Zumeldung zur Gegeninitiative zum Bildungs- zeitgesetz – Dörrobst statt Äpfel
ver.di – Vereinte Dienstleistungsgewerkschaft – Landesbezirk Baden-Württemberg Stuttgart, 7. August 2014
Leni Breymaier, ver.di Landesbezirksleiterin, zur Gegeninitiative der baden-württembergischen Arbeitgeber zum geplanten Bildungszeitgesetz:
„Die heute vorgestellten Initiativen der Arbeitgeber stehen in keinerlei Zusammenhang mit der geplanten Bildungszeit. Die baden-württembergischen Arbeitgeber bieten Dörrobst für Benachteiligte im Tausch gegen Äpfel für alle an. Erpressung ist kein Stilmittel der Demokratie und der Sozialpartnerschaft.

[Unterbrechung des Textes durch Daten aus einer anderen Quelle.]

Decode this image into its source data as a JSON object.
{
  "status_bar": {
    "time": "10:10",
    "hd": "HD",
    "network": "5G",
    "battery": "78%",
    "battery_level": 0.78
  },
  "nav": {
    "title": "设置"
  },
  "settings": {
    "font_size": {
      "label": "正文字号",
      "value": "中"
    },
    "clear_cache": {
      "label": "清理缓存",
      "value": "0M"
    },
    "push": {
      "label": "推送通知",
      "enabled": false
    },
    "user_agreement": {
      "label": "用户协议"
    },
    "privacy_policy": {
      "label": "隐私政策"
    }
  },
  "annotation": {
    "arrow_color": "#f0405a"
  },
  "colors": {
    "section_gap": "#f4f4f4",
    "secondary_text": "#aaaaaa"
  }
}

Für die Benachteiligten am Arbeitsmarkt aktiv zu werden ist gut. Oberste Priorität hat aber, möglichst allen eine ordentliche Erstausbildung zu ermöglichen. Die Ausweitung der Teilzeitausbildung ist eine schiere Selbstverständlichkeit und im ureigenen Interesse der Arbeitgeber; und ohnehin Teil des gemeinsam verabredeten Ausbildungspaktes.
Bemerkenswert ist, dass die Pläne bei genauem Hinsehen nur mit dem Brennglas zu entdeckende Verbesserungen für wenige bringen werden. Dafür sollen wir im Gegenzug auf ein Recht auf Bildungszeit verzichten, das in praktisch allen anderen Bundesländern seit Jahren und Jahrzenten mit gutem Erfolg und ohne Schaden für die Wirtschaft gilt und seit 1976 eigentlich verbindlich vorgeschrieben wäre.
Die Behauptung, die Bildungszeit erhöhe nur den Urlaubsanspruch, ist eine Diffamierung für engagierte Beschäftigte, die sich künftig mit der Bildungszeit auf eigene Kosten weiterbilden wollen. Die noch massivere inhaltliche Einflussnahme auf die Fortbildung der Lehrer an unseren Schulen als Wohltat zu verkaufen, ist schlicht und ergreifend frech.“
1976 hatte die Bundesrepublik Deutschland sich mit der Ratifizierung des Übereinkommens Nr. 140 der Internationalen Arbeitsorganisation (ILO) völkerrechtlich verpflichtet, eine bezahlte Freistellung zum Zwecke der Berufsbildung, der allgemeinen und politischen Bildung sowie der gewerkschaftlichen Bildung einzuführen. In anderen Bundesländern ist das seitdem selbstverständlich. Jetzt sind fast vierzig Jahre vergangen, ohne dass eine baden-württembergische Landesregierung dieser Verpflichtung nachgekommen ist. Die grün-rote Landesregierung hat im Koalitionsvertrag vereinbart, es nun endlich genau so machen zu wollen, wie fast im ganzen Rest Deutschlands.